What Happens After What Happens Next?
Vaccines won’t end the pandemic wrote Matthew Conlen, Denise Lu and James Glanz in the New York Times. “Vaccines alone are not enough, the (new Columbia University) model shows. And if precautions like working remotely, limiting travel and wearing masks are relaxed too soon, it could mean millions more infections and thousands more deaths.”
“There are people who are going to want to relax the controls we have in place,” said Jeffrey Shaman, an epidemiologist at Columbia. “If we start thinking, ‘We’ve got a vaccine, there’s a light at the end of the tunnel, we can stop in a couple of months’ — that’s way too soon.”
The longer the pandemic stretches on, the more reason to rethink how your organization operates as well as how your employees, customers and partners interact. It is tempting to focus mostly on when enough of us get vaccinated, but mask wearing and social distancing is likely to persist for longer than most of us like to think.

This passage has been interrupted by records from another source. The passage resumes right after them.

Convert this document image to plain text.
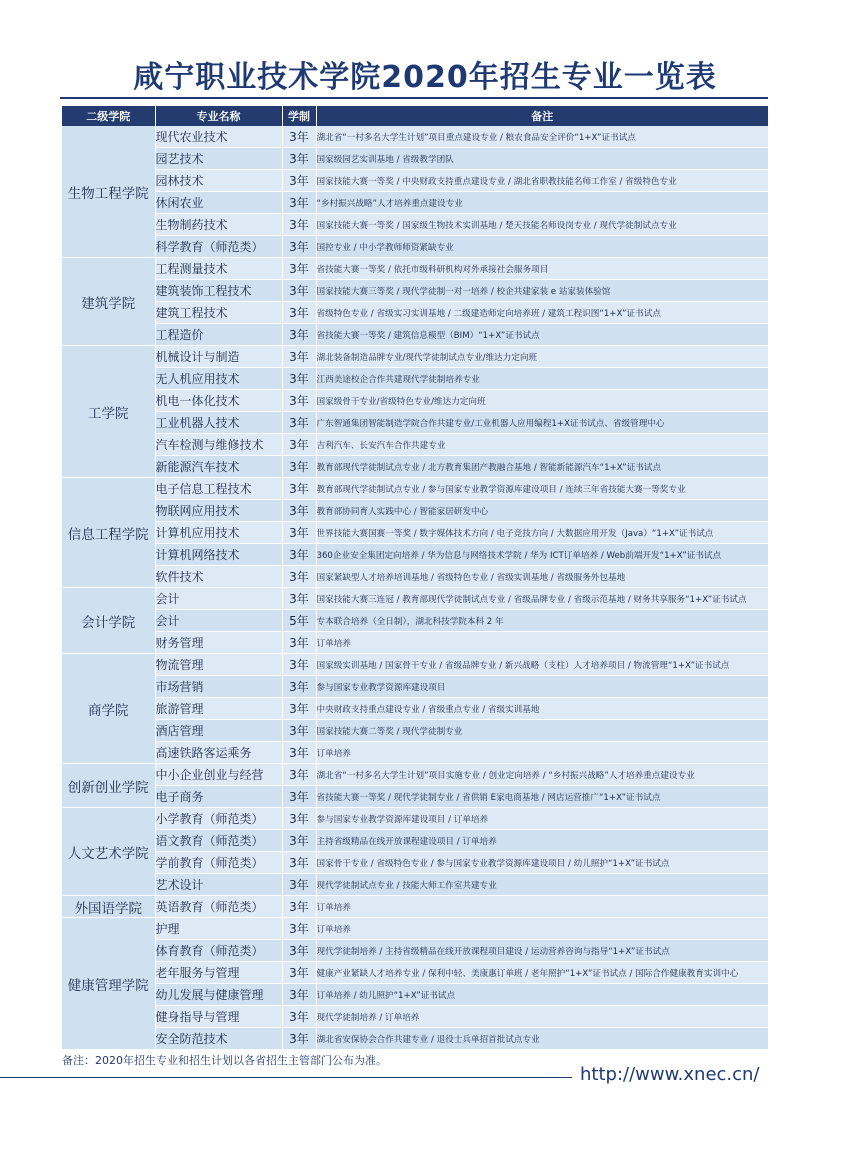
咸宁职业技术学院2020年招生专业一览表
二级学院	专业名称	学制	备注
生物工程学院	现代农业技术	3年	湖北省“一村多名大学生计划”项目重点建设专业 / 粮农食品安全评价“1+X”证书试点
	园艺技术	3年	国家级园艺实训基地 / 省级教学团队
	园林技术	3年	国家技能大赛一等奖 / 中央财政支持重点建设专业 / 湖北省职教技能名师工作室 / 省级特色专业
	休闲农业	3年	“乡村振兴战略”人才培养重点建设专业
	生物制药技术	3年	国家技能大赛一等奖 / 国家级生物技术实训基地 / 楚天技能名师设岗专业 / 现代学徒制试点专业
	科学教育（师范类）	3年	国控专业 / 中小学教师师资紧缺专业
建筑学院	工程测量技术	3年	省技能大赛一等奖 / 依托市级科研机构对外承接社会服务项目
	建筑装饰工程技术	3年	国家技能大赛三等奖 / 现代学徒制一对一培养 / 校企共建家装 e 站家装体验馆
	建筑工程技术	3年	省级特色专业 / 省级实习实训基地 / 二级建造师定向培养班 / 建筑工程识图“1+X”证书试点
	工程造价	3年	省技能大赛一等奖 / 建筑信息模型（BIM）“1+X”证书试点
工学院	机械设计与制造	3年	湖北装备制造品牌专业/现代学徒制试点专业/维达力定向班
	无人机应用技术	3年	江西美途校企合作共建现代学徒制培养专业
	机电一体化技术	3年	国家级骨干专业/省级特色专业/维达力定向班
	工业机器人技术	3年	广东智通集团智能制造学院合作共建专业/工业机器人应用编程1+X证书试点、省级管理中心
	汽车检测与维修技术	3年	吉利汽车、长安汽车合作共建专业
	新能源汽车技术	3年	教育部现代学徒制试点专业 / 北方教育集团产教融合基地 / 智能新能源汽车“1+X”证书试点
信息工程学院	电子信息工程技术	3年	教育部现代学徒制试点专业 / 参与国家专业教学资源库建设项目 / 连续三年省技能大赛一等奖专业
	物联网应用技术	3年	教育部协同育人实践中心 / 智能家居研发中心
	计算机应用技术	3年	世界技能大赛国赛一等奖 / 数字媒体技术方向 / 电子竞技方向 / 大数据应用开发（Java）“1+X”证书试点
	计算机网络技术	3年	360企业安全集团定向培养 / 华为信息与网络技术学院 / 华为 ICT订单培养 / Web前端开发“1+X”证书试点
	软件技术	3年	国家紧缺型人才培养培训基地 / 省级特色专业 / 省级实训基地 / 省级服务外包基地
会计学院	会计	3年	国家技能大赛三连冠 / 教育部现代学徒制试点专业 / 省级品牌专业 / 省级示范基地 / 财务共享服务“1+X”证书试点
	会计	5年	专本联合培养（全日制），湖北科技学院本科 2 年
	财务管理	3年	订单培养
商学院	物流管理	3年	国家级实训基地 / 国家骨干专业 / 省级品牌专业 / 新兴战略（支柱）人才培养项目 / 物流管理“1+X”证书试点
	市场营销	3年	参与国家专业教学资源库建设项目
	旅游管理	3年	中央财政支持重点建设专业 / 省级重点专业 / 省级实训基地
	酒店管理	3年	国家技能大赛二等奖 / 现代学徒制专业
	高速铁路客运乘务	3年	订单培养
创新创业学院	中小企业创业与经营	3年	湖北省“一村多名大学生计划”项目实施专业 / 创业定向培养 / “乡村振兴战略”人才培养重点建设专业
	电子商务	3年	省技能大赛一等奖 / 现代学徒制专业 / 省供销 E家电商基地 / 网店运营推广“1+X”证书试点
人文艺术学院	小学教育（师范类）	3年	参与国家专业教学资源库建设项目 / 订单培养
	语文教育（师范类）	3年	主持省级精品在线开放课程建设项目 / 订单培养
	学前教育（师范类）	3年	国家骨干专业 / 省级特色专业 / 参与国家专业教学资源库建设项目 / 幼儿照护“1+X”证书试点
	艺术设计	3年	现代学徒制试点专业 / 技能大师工作室共建专业
外国语学院	英语教育（师范类）	3年	订单培养
健康管理学院	护理	3年	订单培养
	体育教育（师范类）	3年	现代学徒制培养 / 主持省级精品在线开放课程项目建设 / 运动营养咨询与指导“1+X”证书试点
	老年服务与管理	3年	健康产业紧缺人才培养专业 / 保利中轻、美康惠订单班 / 老年照护“1+X”证书试点 / 国际合作健康教育实训中心
	幼儿发展与健康管理	3年	订单培养 / 幼儿照护“1+X”证书试点
	健身指导与管理	3年	现代学徒制培养 / 订单培养
	安全防范技术	3年	湖北省安保协会合作共建专业 / 退役士兵单招首批试点专业
备注：2020年招生专业和招生计划以各省招生主管部门公布为准。
http://www.xnec.cn/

So what happens after the vaccine gets to everyone willing to take it? And will that time be measured in months (unlikely) or years?
Work from home isn’t a complete answer. Nor is Zoom. Neither is asking employees to tough it out a bit longer.
The housing market is already demonstrating that people are making long-term decisions to relocate to parts of the country they view as safer and more conducive to WFH. How long-term is your leadership team thinking?
I can’t begin to tell you what happens to businesses and society after the vaccines get widely distributed, but I would like to suggest that this is probably a good time to take a calmer, longer-term look at what happens after what happens next. From time to time in the months to come, I’ll be sharing the best thinking in this regard that crosses my path.